8:18 hrs. Martes 14 de marzo de 2017 Derouchette Bonnemaison Muñoz

Gracias a cada uno de mis entrevistados

Como parte de mi labor como periodista en "El Observador" conocí una y mil historias y cada uno de mis entrevistados aportó su granito a la forma con la que hoy miro y enfrento el mundo, por lo mismo aprovecho para agradecerle al destino por haberlos puesto en mi camino.

Muchos no me recordarán, algunos ni supieron que fui yo quien los entrevistó y otros me odiaron en su momento, pero ya deben haberlo olvidado. En mi mochila de experiencias guardé que la vida hay que aprovecharla día a día, siempre tratando de estrujar el lado positivo de todo y desechando lo negativo.

Y cómo no hacerlo, si en mi corta trayectoria puedo recordar que, por ejemplo, en el 2014 conocí la historia del bombero liguano Juan Carlos López, quien en el 2005 acudió a un incendio y mientras sacaba unas mangueras el carro retrocedió y le aplastó su pierna y su pie, pero como si esto fuera poco un errado diagnostico médico en el hospital local generó que la fractura que tenía se infectara, lo que causó que le amputaran el pie. Estuvo en coma, perdió la vista y tuvo otras complicaciones de salud, pero casi una década después del accidente lo entrevisté y estaba dando sus primeros pasos, siempre acompañado de su esposa Jéssica.

En aquella entrevista él me sorprendió con su sentido del humor, sobre todo cuando me comentó que una de las cosas que extrañaba era comer harto. Han pasado tres años y si hay historias que me han marcado, esta es una de ellas. Y es que generalmente me topo con gente que frente a problemas les busca "la quinta pata al gato" y no la solución. Él ya no puede ver los partidos de Colo Colo, pero los escucha. No puede salir en un carro a los incendios, pero está atento a su equipo portátil. Lucha por dar nuevos pasos en su vida. Me imagino que debe tener momentos difíciles, pero continúa aprovechando lo que tiene a su alcance.

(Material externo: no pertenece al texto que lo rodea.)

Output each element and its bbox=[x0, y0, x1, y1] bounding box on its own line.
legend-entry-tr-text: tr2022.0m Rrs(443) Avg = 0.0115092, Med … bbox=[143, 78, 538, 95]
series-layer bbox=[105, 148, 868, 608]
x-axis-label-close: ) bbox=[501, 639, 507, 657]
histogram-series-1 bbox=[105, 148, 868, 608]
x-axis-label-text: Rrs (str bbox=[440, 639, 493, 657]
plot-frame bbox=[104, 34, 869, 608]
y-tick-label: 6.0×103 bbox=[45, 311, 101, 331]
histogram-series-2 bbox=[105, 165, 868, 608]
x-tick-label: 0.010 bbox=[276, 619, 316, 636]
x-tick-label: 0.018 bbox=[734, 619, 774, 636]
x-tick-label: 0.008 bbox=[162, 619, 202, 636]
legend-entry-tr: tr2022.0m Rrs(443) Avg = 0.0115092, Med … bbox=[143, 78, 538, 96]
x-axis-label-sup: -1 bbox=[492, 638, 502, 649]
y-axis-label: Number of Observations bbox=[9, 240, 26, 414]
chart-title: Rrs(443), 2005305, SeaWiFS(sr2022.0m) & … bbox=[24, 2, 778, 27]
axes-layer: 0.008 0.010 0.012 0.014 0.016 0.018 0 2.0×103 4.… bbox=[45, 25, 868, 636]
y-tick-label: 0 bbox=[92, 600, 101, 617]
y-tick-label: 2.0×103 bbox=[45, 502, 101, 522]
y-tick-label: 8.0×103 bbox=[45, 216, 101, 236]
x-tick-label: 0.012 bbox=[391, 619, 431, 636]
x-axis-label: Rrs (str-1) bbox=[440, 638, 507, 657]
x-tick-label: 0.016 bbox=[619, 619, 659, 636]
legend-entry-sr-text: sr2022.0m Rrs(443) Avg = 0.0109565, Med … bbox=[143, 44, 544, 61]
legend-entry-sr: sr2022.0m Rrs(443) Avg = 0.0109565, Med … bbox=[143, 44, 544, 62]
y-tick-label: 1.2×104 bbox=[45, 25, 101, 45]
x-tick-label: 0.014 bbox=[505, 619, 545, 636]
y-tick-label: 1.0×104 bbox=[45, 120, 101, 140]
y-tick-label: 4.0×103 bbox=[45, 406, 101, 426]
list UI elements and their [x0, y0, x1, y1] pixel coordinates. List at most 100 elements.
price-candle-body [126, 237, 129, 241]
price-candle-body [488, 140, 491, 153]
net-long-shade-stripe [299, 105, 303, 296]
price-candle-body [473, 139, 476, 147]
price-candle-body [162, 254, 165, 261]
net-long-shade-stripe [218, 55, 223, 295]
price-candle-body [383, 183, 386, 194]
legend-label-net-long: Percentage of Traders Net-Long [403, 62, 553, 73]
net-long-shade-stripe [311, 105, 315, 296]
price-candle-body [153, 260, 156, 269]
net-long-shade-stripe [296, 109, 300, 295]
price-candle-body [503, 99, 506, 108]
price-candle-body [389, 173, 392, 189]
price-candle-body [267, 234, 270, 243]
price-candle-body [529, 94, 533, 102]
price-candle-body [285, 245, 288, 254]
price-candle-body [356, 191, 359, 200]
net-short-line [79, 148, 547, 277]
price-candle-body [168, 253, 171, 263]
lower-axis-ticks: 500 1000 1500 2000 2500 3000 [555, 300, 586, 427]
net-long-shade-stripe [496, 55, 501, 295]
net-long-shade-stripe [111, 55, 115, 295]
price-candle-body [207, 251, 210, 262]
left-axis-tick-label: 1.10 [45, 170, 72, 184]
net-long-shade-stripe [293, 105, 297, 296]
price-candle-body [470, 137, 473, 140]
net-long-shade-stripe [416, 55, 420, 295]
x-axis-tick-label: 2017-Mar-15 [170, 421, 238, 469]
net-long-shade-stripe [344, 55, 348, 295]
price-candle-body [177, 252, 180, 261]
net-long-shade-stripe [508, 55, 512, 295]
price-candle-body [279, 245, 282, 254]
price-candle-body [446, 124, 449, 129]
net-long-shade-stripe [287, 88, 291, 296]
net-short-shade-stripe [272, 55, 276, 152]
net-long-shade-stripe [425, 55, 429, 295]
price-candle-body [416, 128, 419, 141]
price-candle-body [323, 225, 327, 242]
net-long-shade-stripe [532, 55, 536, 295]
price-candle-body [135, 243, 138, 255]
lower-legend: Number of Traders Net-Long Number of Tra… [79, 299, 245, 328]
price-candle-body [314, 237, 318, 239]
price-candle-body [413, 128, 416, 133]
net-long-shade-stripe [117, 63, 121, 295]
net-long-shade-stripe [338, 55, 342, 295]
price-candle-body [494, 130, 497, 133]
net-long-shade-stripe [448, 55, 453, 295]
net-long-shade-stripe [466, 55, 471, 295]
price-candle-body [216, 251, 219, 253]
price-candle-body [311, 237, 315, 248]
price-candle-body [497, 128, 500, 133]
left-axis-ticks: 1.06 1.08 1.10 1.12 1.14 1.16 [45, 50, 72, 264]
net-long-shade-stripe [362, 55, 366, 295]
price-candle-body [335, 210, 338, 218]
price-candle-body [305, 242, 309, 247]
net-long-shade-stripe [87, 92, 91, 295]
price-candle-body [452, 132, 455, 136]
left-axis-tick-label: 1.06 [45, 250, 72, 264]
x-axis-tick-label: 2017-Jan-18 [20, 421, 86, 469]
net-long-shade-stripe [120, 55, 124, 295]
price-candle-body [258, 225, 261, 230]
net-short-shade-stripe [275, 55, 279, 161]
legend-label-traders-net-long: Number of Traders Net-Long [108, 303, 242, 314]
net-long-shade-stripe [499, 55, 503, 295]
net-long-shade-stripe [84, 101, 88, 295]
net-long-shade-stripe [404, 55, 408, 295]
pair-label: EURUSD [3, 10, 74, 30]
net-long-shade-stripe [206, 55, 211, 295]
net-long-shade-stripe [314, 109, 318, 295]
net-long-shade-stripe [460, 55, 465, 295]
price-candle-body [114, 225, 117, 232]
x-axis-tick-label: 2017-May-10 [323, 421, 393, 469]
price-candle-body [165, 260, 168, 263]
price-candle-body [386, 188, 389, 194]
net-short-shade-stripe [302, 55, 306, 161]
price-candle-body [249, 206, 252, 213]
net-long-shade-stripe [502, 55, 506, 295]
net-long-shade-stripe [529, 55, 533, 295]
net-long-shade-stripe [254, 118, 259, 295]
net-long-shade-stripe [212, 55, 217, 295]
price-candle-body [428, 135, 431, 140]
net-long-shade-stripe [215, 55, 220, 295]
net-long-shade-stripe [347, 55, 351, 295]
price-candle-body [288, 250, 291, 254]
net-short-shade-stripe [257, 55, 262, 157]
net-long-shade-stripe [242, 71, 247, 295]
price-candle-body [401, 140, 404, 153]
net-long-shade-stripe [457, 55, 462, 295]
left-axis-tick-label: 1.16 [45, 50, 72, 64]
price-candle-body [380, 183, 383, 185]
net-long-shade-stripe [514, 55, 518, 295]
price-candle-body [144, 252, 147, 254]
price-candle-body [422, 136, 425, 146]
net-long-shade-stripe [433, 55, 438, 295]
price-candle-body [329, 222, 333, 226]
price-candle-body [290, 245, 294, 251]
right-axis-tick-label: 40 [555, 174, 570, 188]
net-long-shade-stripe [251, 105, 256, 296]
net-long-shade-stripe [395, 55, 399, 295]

Viudas, madres que perdieron a sus hijos por enfermedad o en accidentes, padres que luchan por sus hijos enfermos, me confiaron sus testimonios y -aunque suene cursi- conocer estas realidades de primera fuente hizo que tras escribir las notas agradeciera cada segundo de vida.

También sentí alegría cuando emprendedores, ganadores de concursos, padres y madres orgullosos de sus hijos sonreían contándome sus logros. Tampoco faltaron los entrevistados que buscaban que les solucionaran todo y de ellos aprendí que era mejor rebuscándomelas sola, pues eso de pedir y pedir termina siendo patético.

Gracias a todos, porque de una u otra manera me permitieron aprender algo de cada uno. Hasta siempre.